What makes your life significant? Is it not the trace that you leave through interaction with others? I do not mean to discuss the meaning of life here (how hypocritical of me, since this is exactly what I am going to do right after I close these parentheses), but I don’t believe that your existence in isolation has any significance. You go through your way and leave a trace, through achievements, impressions, all in the mind of others, and this is what will supposedly be left when you’re gone. This symbolic footprint will one day be your epitaph. And then you are no more…

How is real life different than your time spent in the digital world then? You go through the web, create, interact with others, leave a mark. Every facebook update, every forum post, every online character in a game, this is you leaving your digital footprint out there. Others see that, recognize it, and remember it to a lesser extent. Perhaps your impact on other individuals online is smaller due to the informality of the interaction, but you no longer need the minds of others to keep the flame of your existence alive. As long as the web lives, your trace will live. It is a different form of life, though. The concept of “you” as a human being and even an individual gives way to the concept of “you” as an entity. We use different aliases in the web. Every one of us usually has at least 5, some more than 50, which would mean that most likely, others would perceive 5 or 50 individuals; in truth, those individuals represent the same digital entity…the same person in real life. Out there you are split into many many pieces, but you are still you, nobody can change that.

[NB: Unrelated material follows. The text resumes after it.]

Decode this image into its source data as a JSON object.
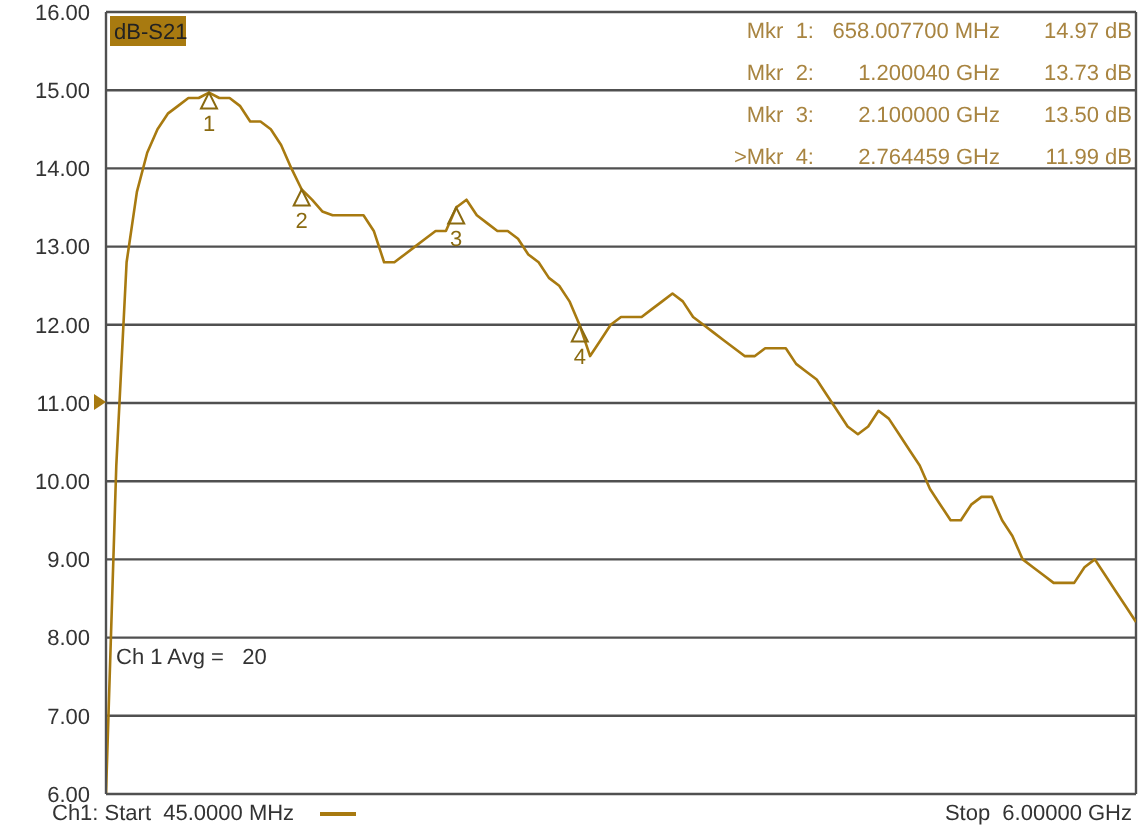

As time goes by, more and more of our real life will give way for our digital one. This is no longer science fiction, this is happening here and now. The computer revolution gave us the web. Yesterday the laptop allowed us to take the web with us in our backpack wherever we went. Today the world is in our pocket, tomorrow it will be in front of our eyes, and the day after it will be in our heads. Your digital and analog (see, clever) lives will become parallel until the web becomes an essential part of our lives (and I really mean that, and no, the web is not essential for your existence today, you can end your internal dialog) and possibly takes over. A voluntary Matrix.

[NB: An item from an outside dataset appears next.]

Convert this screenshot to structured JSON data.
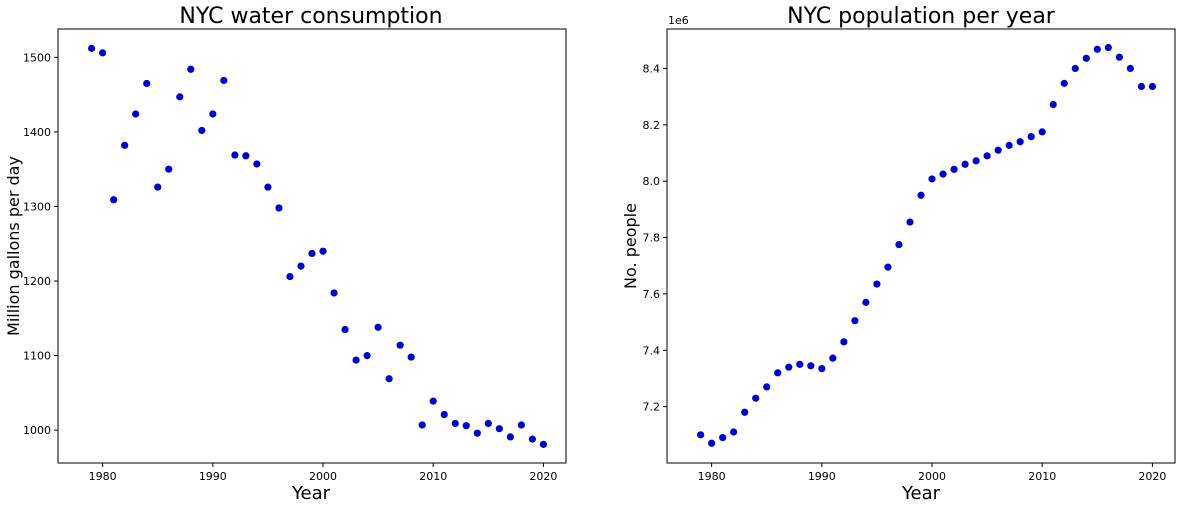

In conclusion, I don’t believe that the fact that people spend more and more time online should be alarming. Human civilization can exist both in the web and in the real world. This is still your life, and you should make the most of it wherever you choose, be it offline or online. As long as you don’t come here to run away from something, because one day you may regret that…

Old Engine Oil

Filed Under (Photogamy) by Bogo on 05-06-2011

I’ve often wonderer how kerosene tastes (no doubt due to the occasional rumor of some dumb Russian kids drinking kerosene after realizing vodka no longer does it for them), but to be honest with you, I’ve never been tempted to try engine oil. By now I am absolutely sure that this is what it is supposed to taste like. The fact that I am beginning to like it is, frankly, quite disturbing…

 

Judgement

Filed Under (Sanity Check) by Bogo on 23-05-2011

All jobs are the same. Your instinct would and should be to challenge that statement, but if you think about it, everything and nothing is the same depending on how basic or detailed comparison you would like to make. Since I will obviously try to make a grossly overstated generalization here, it should be evident that this post will be devoted to the basics. The foundation of every job is judgement: this is your purpose and main task. Coincidentally, this is also what guarantees that your workplace will not be taken by a machine for the next 1/5/10/20/50 years (depending on what you do).

You can ask, if all jobs have the same basics, then how come one person is better suited for something and another for something else? The answer lies in the fact that judgement is not always a hard-cut decision; if it were black and white, then let us be honest, you would be useless. Therefore, judgements are hazy, and their outcomes are not so trivial to predict with an untrained eye. Thus a better judgement can be made by a person who is better qualified to make it. It is qualification and capacity that separates different people on different jobs: the qualification and capacity not to do the job itself, but to make the judgements that it requires. All your hard work in education and later on in work training is oriented towards arming you with the capability of making better judgements.